The other way would be a loop. You'd need all the primes under 100, because a number which is smaller than 100 can't be expressed using the sum of a prime which is larger than 100. Eg. 99 can't be expressed as the sum of 2 and any prime larger than 100.
What you also know is: the maximum length of the sum for even numbers is the number divided by 2. Since 2 is the smallest prime. For odd numbers the maximum length is (number - 1) / 2.
Eg.
8 = 2 + 2 + 2 + 2, thus length of the sum is 4
9 = 2 + 2 + 2 + 3, thus length of the sum is 4
If you want performance you could cheat in another way by using GPGPU, which would significantly increase performance.
Then they're is the shuffling method. If you know 7 = 2 + 2 + 3, you know 7 = 2 + 3 + 2. To do this you'd need a method of calculating the different possibilities of shuffling. You could store the combinations of possibilities or keep them in mind while writing your loop.
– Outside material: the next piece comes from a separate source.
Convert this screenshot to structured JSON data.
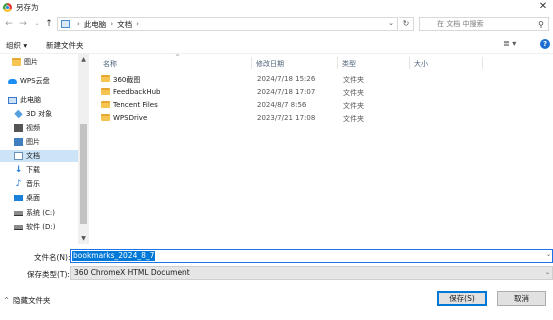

Here is a relative brute force method (in Java):
int[] primes = new int[]{/* fill with primes < 100 */};
int number = 7; //Normally determined by user
int maxLength = (number % 2 == 0) ? number / 2 : (number - 1) / 2; //If even number maxLength = number / 2, if odd, maxLength = (number - 1) / 2
int possibilities = 0;
for (int i = 1; i <= maxLength; i++){
int[][] numbers = new int[i][Math.pow(primes.length, i)]; //Create an array which will hold all combinations for this length
for (int j = 0; j < Math.pow(primes.length, i); j++){ //Loop through all the possibilities
int value = 0; //Value for calculating the numbers making up the sum
for (int k = 0; k < i; k++){
numbers[k][j] = primes[(j - value) % (Math.pow(primes.length, k))]; //Setting the numbers making up the sum
value += numbers[k][j]; //Increasing the value
}
}
for (int x = 0; x < primes.length; x++){
int sum = 0;
for (int y = 0; y < i; y++){
sum += numbers[y];
if (sum > number) break; //The sum is greater than what we're trying to reach, break we've gone too far
}
if (sum == number) possibilities++;
}
}
I understand this is complicated. I will try to use an analogy. Think of it as a combination lock. You know the maximum number of wheels, which you have to try, hence the "i" loop. Next you go through each possibility ("j" loop) then you set the individual numbers ("k" loop). The code in the "k" loop is used to go from the current possibility (value of j) to the actual numbers. After you entered all combinations for this amount of wheels, you calculate if any were correct and if so, you increase the number of possibilities.
I apologize in advance if I made any errors in the code.